Which brings me to one of the constraints on this exercise – if you’re going to be capturing with a word processor you need to live with what it’s capable of, and your software will always have to build any nested structure out of a flat series of paragraphs and lists, so I’m not convinced that using DocBook buys all that much more than using existing tools, which could, in time be written for a constrained version of XHTML. But I am intrigued, and also am all for using existing software where possible so I’d like to see how far Ian and the ANU team can take this.

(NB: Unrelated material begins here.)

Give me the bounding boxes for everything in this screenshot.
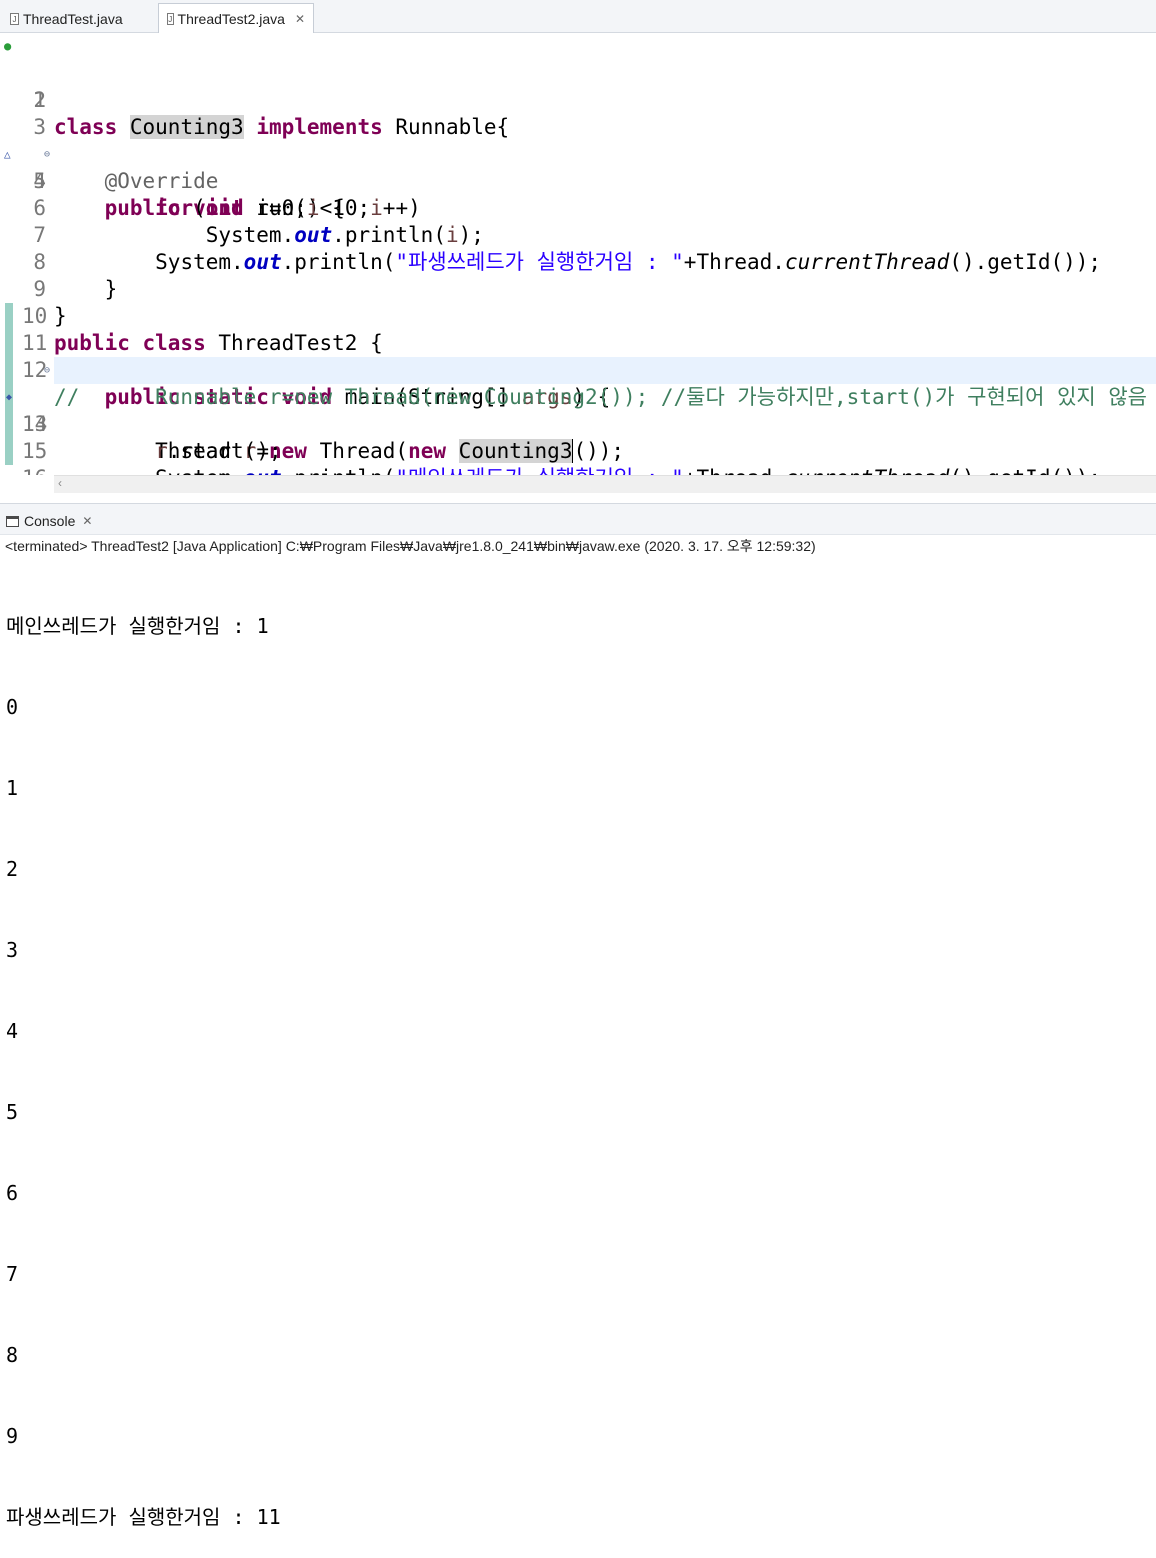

I got the chance to go into more detail with Ian after lunch (thanks APSR). He’s got a nice set of chained XSLT stylesheets that turn the ICE styles in a word processing document into DocBook by doing one bit at a time. This is a more manageable approach that the one I took with the original ICE XSLT; at that stage I thought we’d need to have a single XSLT because I had this (very wrong) idea that the export system in OpenOffice.org was worth using.

But even with Ian’s much simpler chain of stylesheets it’s at the limits of the useful range for XSLT, it might be better to switch to a procedural version using a ‘normal’ language like Java or Python. There’s someone else working on this that I know of, but no release yet.